Bleibt Kunststaatssekretärin Mayer, die der Vizekanzler aus der SPÖ abwerben musste, nachdem Ulrike Lunacek von der eigenen Klientel in den Ruhestand komplimentiert worden war. Die Staatssekretärin hat zuletzt in Besetzungs- und Nichtverlängerungs-Causen eine geschickte Hand bewiesen und ist zur Rettung des Orchesters bereit. Fragt sich nur, ob ihr innerhalb der Regierung jemand zuhört. Aber vielleicht erinnert sich Kogler daran, wie grausam Lunaceks Sturz die spinnwebendünne Personaldecke seiner Partei offenbar machte. Es musste erst der zum Platzen geblähte türkise Ballon vom Himmel geholt werden, um den grünen Regierungsmitgliedern den Anschein vergleichsweiser Professionalität zu geben. Und der Unmut, der sich jetzt erhebt, gleicht bedrohlich dem der Jahre 2009 und 2020.

Jetzt sind die verbliebenen Kulturmenschen im Land wieder gefragt, und zwar ohne Wenn und Aber: Das RSO muss bleiben, alles andere wäre ein Skandal. In Deutschland, das sich nicht den Status der Kulturnation anmaßt, werden 14 Rundfunkorchester betrieben. Sie alle verkörpern überdurchschnittliches Format, und das Symphonieorchester des Bayerischen Rundfunks zählt zu den vier, fünf führenden Klangkörpern der Welt. Mit Verweisen auf die Bedeutung etwa des BBC Symphony Orchestra, des Orchestre de la Suisse Romande oder vergleichbarer Klangkörper in Frankreich wollen wir die Bundesregierung nicht verwirren. Wichtiger wäre, auf die tatsächliche Unentbehrlichkeit des Orchesters zu verweisen.
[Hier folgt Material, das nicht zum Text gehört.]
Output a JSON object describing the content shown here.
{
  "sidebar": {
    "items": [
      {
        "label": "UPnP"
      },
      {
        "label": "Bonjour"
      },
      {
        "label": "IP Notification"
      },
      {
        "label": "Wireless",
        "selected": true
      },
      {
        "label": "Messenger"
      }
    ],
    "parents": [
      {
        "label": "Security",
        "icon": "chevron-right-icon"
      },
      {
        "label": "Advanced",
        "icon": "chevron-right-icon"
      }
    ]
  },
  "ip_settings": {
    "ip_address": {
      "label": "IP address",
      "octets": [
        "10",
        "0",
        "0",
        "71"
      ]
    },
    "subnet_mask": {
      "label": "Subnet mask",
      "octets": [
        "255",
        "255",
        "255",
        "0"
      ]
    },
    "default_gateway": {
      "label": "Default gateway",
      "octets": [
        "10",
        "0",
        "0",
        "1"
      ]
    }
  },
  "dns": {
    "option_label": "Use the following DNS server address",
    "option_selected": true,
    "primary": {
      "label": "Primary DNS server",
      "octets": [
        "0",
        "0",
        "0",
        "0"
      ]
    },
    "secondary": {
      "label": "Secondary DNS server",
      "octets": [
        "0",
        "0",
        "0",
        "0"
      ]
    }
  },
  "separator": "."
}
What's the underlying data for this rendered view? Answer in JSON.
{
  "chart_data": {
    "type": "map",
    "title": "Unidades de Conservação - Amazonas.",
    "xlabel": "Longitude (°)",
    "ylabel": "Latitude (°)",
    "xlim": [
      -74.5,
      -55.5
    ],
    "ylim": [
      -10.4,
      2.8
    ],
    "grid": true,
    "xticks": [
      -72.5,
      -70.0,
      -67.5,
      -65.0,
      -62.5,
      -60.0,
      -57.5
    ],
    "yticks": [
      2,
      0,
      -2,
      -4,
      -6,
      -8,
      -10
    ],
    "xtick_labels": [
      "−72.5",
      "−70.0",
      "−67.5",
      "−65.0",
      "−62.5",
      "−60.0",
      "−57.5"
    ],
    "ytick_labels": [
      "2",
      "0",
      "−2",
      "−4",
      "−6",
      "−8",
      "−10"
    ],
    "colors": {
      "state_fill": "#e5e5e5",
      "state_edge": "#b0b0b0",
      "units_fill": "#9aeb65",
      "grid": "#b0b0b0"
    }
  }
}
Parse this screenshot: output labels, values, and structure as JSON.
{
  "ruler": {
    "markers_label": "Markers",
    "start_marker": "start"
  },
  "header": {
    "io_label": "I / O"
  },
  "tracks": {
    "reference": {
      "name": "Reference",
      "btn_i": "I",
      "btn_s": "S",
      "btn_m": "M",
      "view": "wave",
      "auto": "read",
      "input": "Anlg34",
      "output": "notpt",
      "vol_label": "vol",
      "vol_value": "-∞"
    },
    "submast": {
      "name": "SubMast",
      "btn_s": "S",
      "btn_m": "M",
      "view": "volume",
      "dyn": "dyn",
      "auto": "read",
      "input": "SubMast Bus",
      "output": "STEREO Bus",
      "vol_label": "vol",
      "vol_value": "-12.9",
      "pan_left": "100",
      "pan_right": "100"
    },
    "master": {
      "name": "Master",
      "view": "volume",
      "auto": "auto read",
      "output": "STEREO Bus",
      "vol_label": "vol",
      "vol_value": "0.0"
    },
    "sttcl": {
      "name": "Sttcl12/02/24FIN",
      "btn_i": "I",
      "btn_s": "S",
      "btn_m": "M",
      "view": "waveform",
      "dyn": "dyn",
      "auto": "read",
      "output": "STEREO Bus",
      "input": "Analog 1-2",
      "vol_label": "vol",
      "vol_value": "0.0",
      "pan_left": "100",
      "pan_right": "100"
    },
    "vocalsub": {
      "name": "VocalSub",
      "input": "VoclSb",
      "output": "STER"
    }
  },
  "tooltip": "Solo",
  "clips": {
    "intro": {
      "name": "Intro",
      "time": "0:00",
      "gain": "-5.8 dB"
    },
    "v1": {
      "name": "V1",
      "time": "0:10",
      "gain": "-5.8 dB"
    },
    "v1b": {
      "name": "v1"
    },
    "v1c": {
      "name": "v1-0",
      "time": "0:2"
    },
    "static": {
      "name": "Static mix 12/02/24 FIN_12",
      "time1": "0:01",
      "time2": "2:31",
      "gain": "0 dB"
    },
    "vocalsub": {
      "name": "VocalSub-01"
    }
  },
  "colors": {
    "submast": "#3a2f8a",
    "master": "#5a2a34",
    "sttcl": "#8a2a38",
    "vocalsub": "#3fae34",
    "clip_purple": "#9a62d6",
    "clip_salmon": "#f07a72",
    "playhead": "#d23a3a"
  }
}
Das Theater an der Wien wäre ohne sein Hausorchester nicht bespielbar, und der österreichischen Musikavantgarde käme, auch bei den Salzburger Festspielen, ihr vielleicht entscheidendes Trägermedium abhanden.

Mit anderen Worten: Der ORF sollte sich hüten, seinen Kulturauftrag zur Diskussion zu stellen. Die Folgen gingen an die Existenz. Das gilt auch für die Kooperationen mit der Filmindustrie, den bedeutenden Anteil an der Bundesländerkultur oder den Sender ORF III, der während der Pandemie das Theaterleben am Atmen gehalten hat. Ja, der gesetzliche Unterhaltungsauftrag, der wäre infrage zu stellen. Aber nur dort, wo er uns in den Ohren gellt. Und nicht etwa bei den Kabarettformaten, die einem Stück österreichischer Identität das Auskommen sichern.

Rettet das Radiosymphonieorchester Wien!